2. The native language used to communicate with other computers is incomprehensible to anyone else.
3. Even your smallest mistakes are committed to memory for future reference.
4. The message "Bad Command or File Name" is about as informative as "If you don't know why I'm mad at you then I'm certainly not going to tell you!"
5. As soon as you make a commitment to one, you find yourself spending half your salary on accessories for it.
Tery
January 10th, 2008, 06:59 AM
The 13 Rules of Flying:
1. Every take-off is optional. Every landing is mandatory.
2. If you push the stick forward, the houses get bigger. If you pull it back, they get smaller. If you keep pulling the stick all the way back, the houses will eventually get bigger again.
3. Flying isn't dangerous. Crashing is dangerous.
4. It's always better to be down here wishing you were up there than to be up there wishing you were down here.
5. The propeller is just a big fan at the front of the plane to keep the pilot cool. If it stops, you can actually see the pilot start sweating!
6. You know you have landed with the wheels still up if it takes full power to taxi to the gate.
7. The only time you have too much fuel is when you're on fire.
8. The probability of survival is inversely proportionate to the angle of arrival. Large angle of arrival = small probability of survival and vice versa.
9. Always try to keep the number of landings you make equal to the number of take-offs.
10. It's always a good idea to keep the pointy end going forward as much as possible.
11. There are three simple rules for making a smooth landing. Unfortunately, nobody knows what they are.
12. Gravity is not just a good idea, it's the law. And it's not subject to appeal.
13. No matter how bad the in-flight movie is... don't ever walk out on it.
Spideyman
January 10th, 2008, 07:12 AM
Anni and Tery what a perfect way to start a morning. Thank you!:smile2::smile2:
Tery
January 10th, 2008, 07:29 AM
Employer Speak:
Join our fast-paced team = We have no time to train you.

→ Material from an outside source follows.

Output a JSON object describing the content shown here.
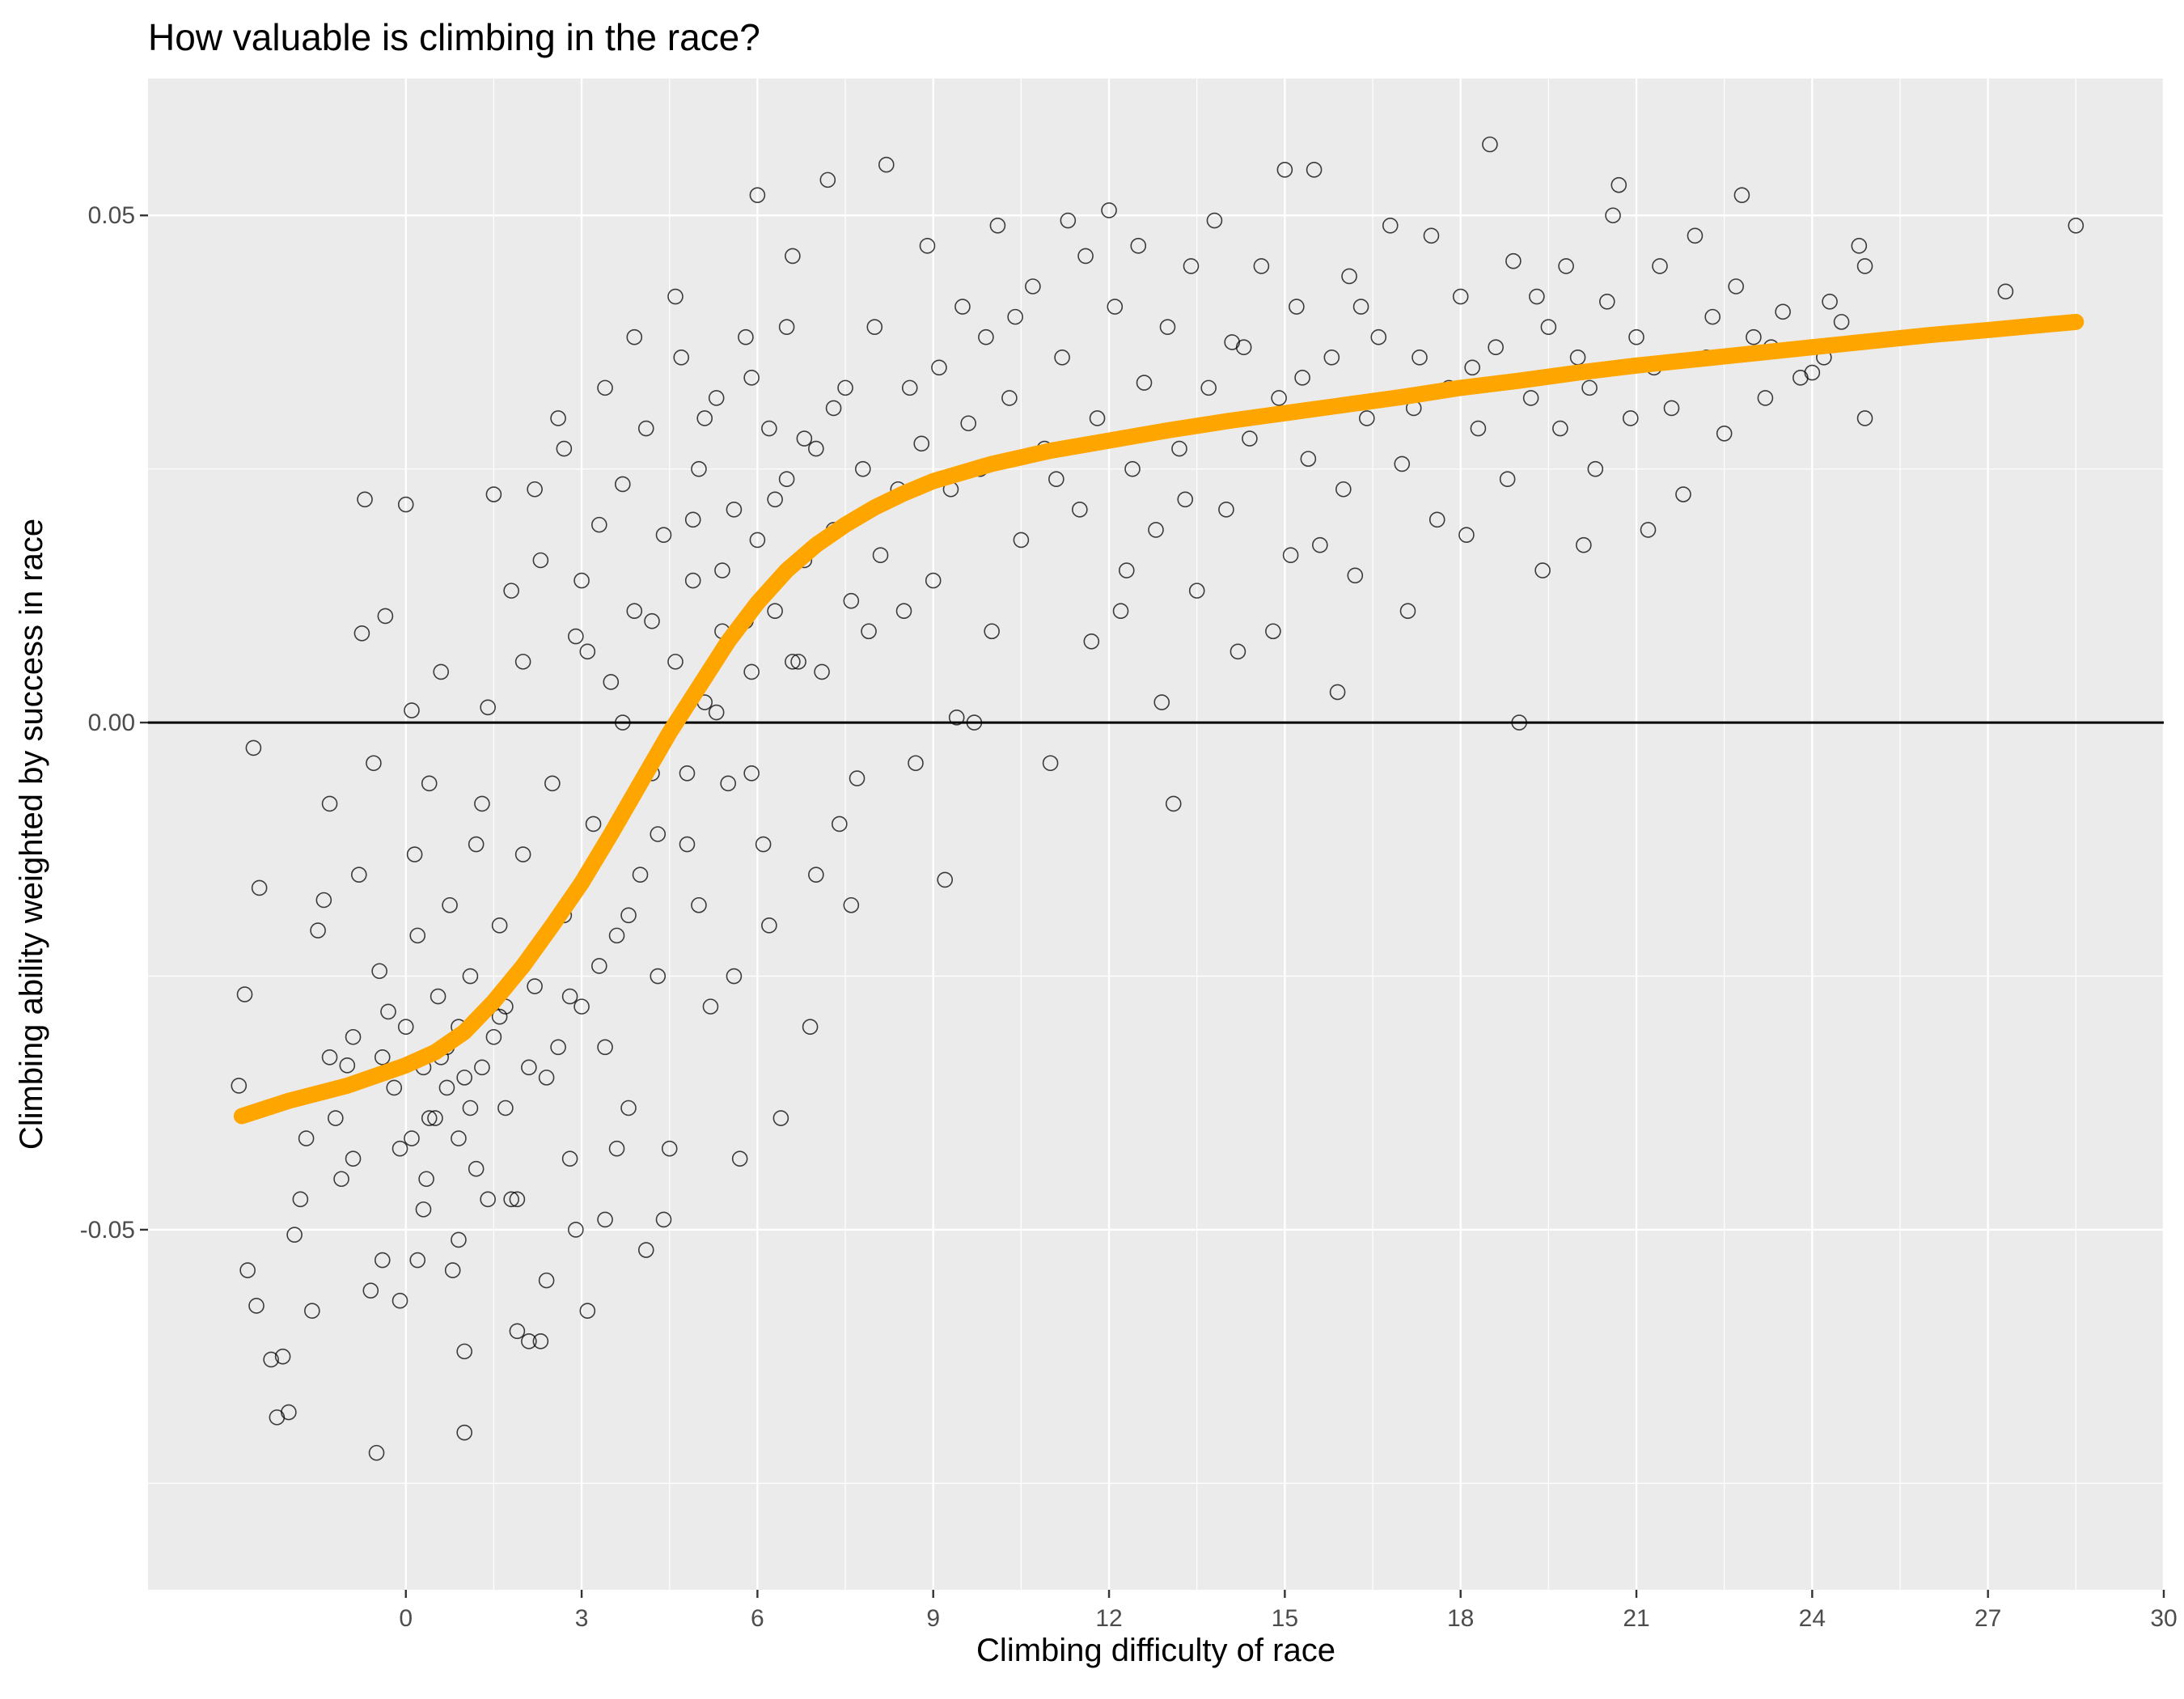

Duties will vary = Anyone in the office can boss you around.
Must have an eye for detail = We have no quality control.
Must be deadline oriented = You will be six months behind schedule on your first day.
Apply in person = If you're fat, old or ugly you'll be told that the position has been filled.
Competitive salary = We remain competitive by paying less than our competition.
Requires team leadership skills = You will have the responsibilities of a manger without the pay or respect.
Problem-solving skills a must = This place is in perpetual chaos.
Employee Speak:
I am adaptable = I've changed jobs a lot.
I take pride in my work = I blame others for my mistakes.
I'm extremely experienced in all aspects of office management = I've used Microsoft Office.
I'm always on the go = I'm never at my desk.
I'm highly motivated to succeed = The minute I find a better job, I'm gone!
The Golden Rules of Management
Delegating is a sign of weakness; let someone else do it.
Creativity is great but plagiarism is faster.
If God had meant for everyone to be a high-flyer, he wouldn't have invented the ground.
If at first you do succeed, try to hide your astonishment.
If at first you don't succeed, redefine success.
Anni M
January 10th, 2008, 07:44 AM
Thank you again, Anni! LMAO!
It just so happens I work for a law firm. I'll find out if any of them are from Wyoming.